Mamak juga sering menceritakan bahwa kakek tidak
pernah mengatakan “tidak” jika ada uang yang harus disediakan untuk membayar
kebutuhan sekolah, pasti selalu diusahakan entah itu dipinjam ke bank atau
bahkan orang lain. Sepertinya sifat ini yang menurun ke mamak, saat kuliah dulu
beliau juga tidak pernah mengatakan tidak ada uang pada kami jika tentang
kebutuhan pendidikan, pasti selalu diusahakan. Walaupun kadang telat, namun
pasti ada.
Dari dulu memang kepedulian kakek terhadap
pendidikan sudah terbukti sih. Salah satunya adalah jabatan terakhirnya sebelum
pensiun yang merupakan seorang kepala sekolah di sebuah SD. Jabatan yang boleh
dikata masih terpandang di kalangan orang di kampung kami pada masa itu.
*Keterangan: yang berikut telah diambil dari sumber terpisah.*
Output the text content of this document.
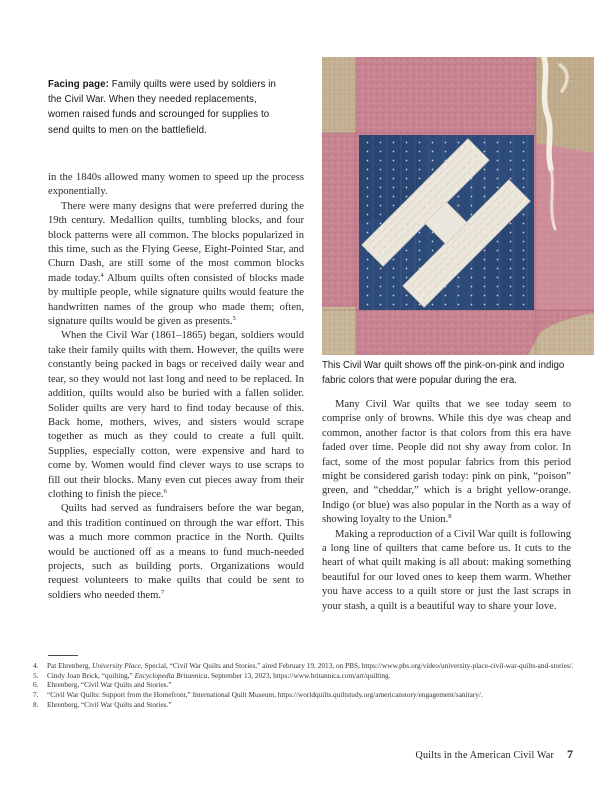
Facing page: Family quilts were used by soldiers in the Civil War. When they needed replacements, women raised funds and scrounged for supplies to send quilts to men on the battlefield.

in the 1840s allowed many women to speed up the process exponentially.

There were many designs that were preferred during the 19th century. Medallion quilts, tumbling blocks, and four block patterns were all common. The blocks popularized in this time, such as the Flying Geese, Eight-Pointed Star, and Churn Dash, are still some of the most common blocks made today.$^4$ Album quilts often consisted of blocks made by multiple people, while signature quilts would feature the handwritten names of the group who made them; often, signature quilts would be given as presents.$^5$

When the Civil War (1861–1865) began, soldiers would take their family quilts with them. However, the quilts were constantly being packed in bags or received daily wear and tear, so they would not last long and need to be replaced. In addition, quilts would also be buried with a fallen solider. Solider quilts are very hard to find today because of this. Back home, mothers, wives, and sisters would scrape together as much as they could to create a full quilt. Supplies, especially cotton, were expensive and hard to come by. Women would find clever ways to use scraps to fill out their blocks. Many even cut pieces away from their clothing to finish the piece.$^6$

Quilts had served as fundraisers before the war began, and this tradition continued on through the war effort. This was a much more common practice in the North. Quilts would be auctioned off as a means to fund much-needed projects, such as building ports. Organizations would request volunteers to make quilts that could be sent to soldiers who needed them.$^7$

This Civil War quilt shows off the pink-on-pink and indigo fabric colors that were popular during the era.

Many Civil War quilts that we see today seem to comprise only of browns. While this dye was cheap and common, another factor is that colors from this era have faded over time. People did not shy away from color. In fact, some of the most popular fabrics from this period might be considered garish today: pink on pink, “poison” green, and “cheddar,” which is a bright yellow-orange. Indigo (or blue) was also popular in the North as a way of showing loyalty to the Union.$^8$

Making a reproduction of a Civil War quilt is following a long line of quilters that came before us. It cuts to the heart of what quilt making is all about: making something beautiful for our loved ones to keep them warm. Whether you have access to a quilt store or just the last scraps in your stash, a quilt is a beautiful way to share your love.

4.	Pat Ehrenberg, University Place, Special, “Civil War Quilts and Stories,” aired February 19, 2013, on PBS, https://www.pbs.org/video/university-place-civil-war-quilts-and-stories/.
5.	Cindy Joan Brick, “quilting,” Encyclopedia Britannica, September 13, 2023, https://www.britannica.com/art/quilting.
6.	Ehrenberg, “Civil War Quilts and Stories.”
7.	“Civil War Quilts: Support from the Homefront,” International Quilt Museum, https://worldquilts.quiltstudy.org/americanstory/engagement/sanitary/.
8.	Ehrenberg, “Civil War Quilts and Stories.”
Quilts in the American Civil War 7
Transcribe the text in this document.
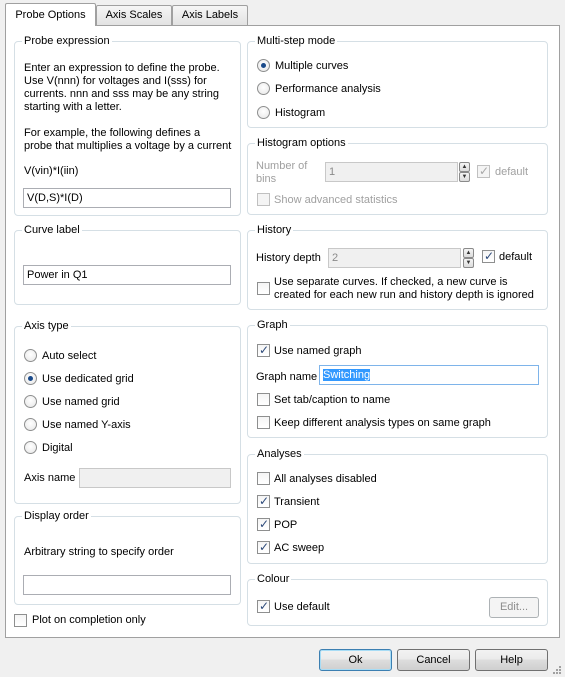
Probe Options	Axis Scales	Axis Labels
Probe expression
Enter an expression to define the probe.
Use V(nnn) for voltages and I(sss) for
currents. nnn and sss may be any string
starting with a letter.
For example, the following defines a
probe that multiplies a voltage by a current
V(vin)*I(iin)
V(D,S)*I(D)
Curve label
Power in Q1
Axis type
Auto select
Use dedicated grid
Use named grid
Use named Y-axis
Digital
Axis name
Display order
Arbitrary string to specify order
Plot on completion only
Multi-step mode
Multiple curves
Performance analysis
Histogram
Histogram options
Number of
bins
1	▲
▼ ✓	default
Show advanced statistics
History
History depth	2	▲
▼ ✓	default
Use separate curves. If checked, a new curve is
created for each new run and history depth is ignored
Graph
✓
Use named graph
Graph name Switching
Set tab/caption to name
Keep different analysis types on same graph
Analyses
All analyses disabled
✓
Transient
✓
POP
✓
AC sweep
Colour
✓
Use default	Edit...
Ok	Cancel	Help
Makanya beliau kadang dipanggil oleh masyarakat sekitar dengan sebutan
“Tungguru Saranga’”.
Salah satu hal yang paling saya ingat tentang beliau
adalah caranya memberikan motivasi kepada cucunya untuk mau belajar. Dulu,
beliau selalu memberikan reward untuk setiap nilai 9 yang didapatkan cucunya di
raport. Jadi 1 angka Sembilan itu di tukarkan dengan uang Rp 50.000,-. Duit
yang gede banget untuk cucunya yang saat itu masih sekolah di SD (ehhmm,
sebagian besar cucunya masih SD yah, saya mah udah SMA kala itu -_-). Berhubung
udah gede, jadi udah tau kalo motivasi belajar bukan tentang uang lagi.
Halllahhh padahal sebenarnya mupeng, malu aja mau minta di kakek. Hahaha.
Makanya setiap abis terima raport, pasti rumah kakek selalu rame dikunjungi
oleh cucunya dengan modus ‘mau menjenguk kakek’ padahal di dalam tas mamaknya
udah ada raport siap diperlihatkan. Paneennn. Hahaha. Tapi cara ini berhasil
membuat cucunya belajar yang tekun dan terbukti sampai saat ini mendapatkan
ranking di kelas mereka masing-masing. T-O-P dahh!!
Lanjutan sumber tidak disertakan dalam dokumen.